Quantifying AS w/o Velocity Information (5 min)

AUDIO TRANSCRIPT: Yesterday, someone asked me, what’s the value of tracing more than just end-diastole and end-systole? It’s a great question. It turns out there are several unique advantages to tracing all the cardiac phases, and this case illustrates one of them.  I’m going to go ahead and kick off the automatic segmentation by clicking on this lightning bolt.

This is a patient who has aortic stenosis that they were having a hard time quantifying on echocardiography. MRI turns out to be a wonderful test for quantifying aortic stenosis because it’s totally not invasive, doesn’t require the use of contrast, and there’s no risk of stroke like there is with cardiac catheterization.

Here are the results of the automatic segmentation. You can see the segmentation is good. I’m going to go ahead and now focus on the long axis image here. I’m going to draw the basal line, which shows where the left ventricle ends. You can see we’re getting a stroke volume of about 75 ml. Sorry, 77 ml. When I compare that to the flow, the pulmonary artery flow was also about 77 ml. Aortic flow was about 75 ml. So we have good agreement between the function and the flow.
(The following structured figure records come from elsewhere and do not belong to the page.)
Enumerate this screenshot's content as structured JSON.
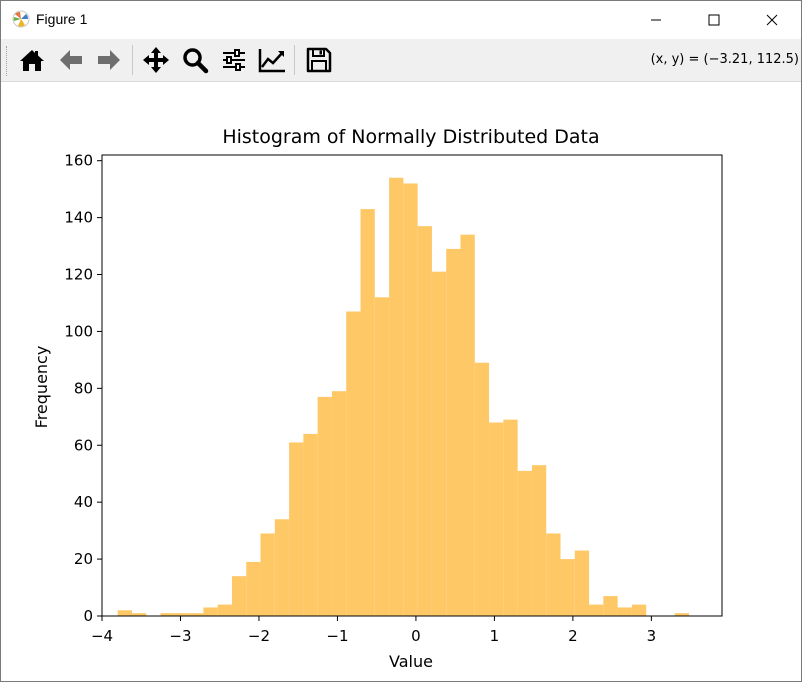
{
  "window": {
    "title": "Figure 1",
    "controls": [
      "minimize",
      "maximize",
      "close"
    ]
  },
  "toolbar": {
    "buttons": [
      {
        "name": "home",
        "icon": "home-icon"
      },
      {
        "name": "back",
        "icon": "arrow-left-icon"
      },
      {
        "name": "forward",
        "icon": "arrow-right-icon"
      },
      {
        "name": "pan",
        "icon": "move-icon"
      },
      {
        "name": "zoom",
        "icon": "magnifier-icon"
      },
      {
        "name": "configure-subplots",
        "icon": "sliders-icon"
      },
      {
        "name": "edit-axis",
        "icon": "line-chart-icon"
      },
      {
        "name": "save",
        "icon": "floppy-disk-icon"
      }
    ],
    "coords_text": "(x, y) = (−3.21, 112.5)"
  },
  "colors": {
    "bar": "#fec867",
    "axes": "#000000",
    "background": "#ffffff"
  },
  "chart_data": {
    "type": "bar",
    "title": "Histogram of Normally Distributed Data",
    "xlabel": "Value",
    "ylabel": "Frequency",
    "xlim": [
      -4.0,
      3.9
    ],
    "ylim": [
      0,
      162
    ],
    "xticks": [
      -4,
      -3,
      -2,
      -1,
      0,
      1,
      2,
      3
    ],
    "xtick_labels": [
      "−4",
      "−3",
      "−2",
      "−1",
      "0",
      "1",
      "2",
      "3"
    ],
    "yticks": [
      0,
      20,
      40,
      60,
      80,
      100,
      120,
      140,
      160
    ],
    "ytick_labels": [
      "0",
      "20",
      "40",
      "60",
      "80",
      "100",
      "120",
      "140",
      "160"
    ],
    "bin_start": -3.8,
    "bin_width": 0.182,
    "counts": [
      2,
      1,
      0,
      1,
      1,
      1,
      3,
      4,
      14,
      19,
      29,
      34,
      61,
      64,
      77,
      79,
      107,
      143,
      112,
      154,
      152,
      137,
      121,
      129,
      134,
      89,
      68,
      69,
      51,
      53,
      29,
      20,
      23,
      4,
      7,
      3,
      4,
      0,
      0,
      1
    ],
    "grid": false
  }
}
Now let’s take a look at the valve morphology. If I come over here, you can see some serial images through the aortic valve. You can see it’s a tricuspid valve. You can see some particular images over here on the right with cross reference lines. I’m going to pause where the valve is most open and I’m going to choose a level where we’re at the leaflet tips, where the valve is most narrowed. I’m now going to go ahead and planimeter the valve by including the area that is bright white and excluding the black. The black includes a lot of calcified material. We don’t want to include that in the valve area. So I’m tracing right along the black. If there’s an area where there is no black, we just connect those areas and we can touch it up a little bit if we want to.  We’re getting a valve area of 1.0 cm2.

What you can see here now is the value of having traced all phases and all slices. We now have a pressure gradient across the valve versus time. Now I want to calculate a peak and a mean gradient. So I’m going to include only the first one, two, three, four, five, six, seven points. Let me go ahead and adjust the time interval here to include the first seven points. What we can see here is we’re now getting a peak pressure gradient of 70 mm Hg and a mean pressure gradient of 31 mm Hg. And, here’s that pressure gradient again, right there.

Now some of you may be asking, how did we do this? How do we calculate the pressure gradient without any velocity information? And you can see that right here. There are equations that are well known and used by the Cath lab community to calculate valve areas. It turns out with MRI, since we can measure the valve area so nicely with planimetry, we can use these equations in reverse, if you will, to calculate what the instantaneous pressure gradient is across the valve. And so what we do is we can get the valve area measurement from planimetry, we can get the cardiac output from the multi-phase data, measuring the left ventricular endocardial contours in all cardiac phases. And, then from that we can calculate a gradient across the valve.

One limitation I should mention is that these equations work provided there isn’t substantial mitral regurgitation or a ventricular septal defect that would artificially elevate the left ventricular stroke volume.

Now some of you may be saying, well, I do that with velocity information from phase contrast images. And that’s true. We sometimes do that also. But, let me show you what it looked like in this particular case. First of all, you can see that we had to acquire a number of slices through that aortic valve. And when we finally did, if you look here on the magnitude and the phase image, you’ll see that we don’t have any good signal because of so much intravoxel dephasing from the severity of the aortic stenosis. We can’t get an accurate velocity in this particular case and therefore we have no way of getting a pressure gradient directly from the velocity data.

To summarize, we can actually calculate the pressure gradient across the valve without spending the time to acquire all these phase contrast images through the valve. And we can do it by using the short axis images, which we acquire anyway, and just segmenting the left ventricular endocardium on all cardiac phases. Thank you.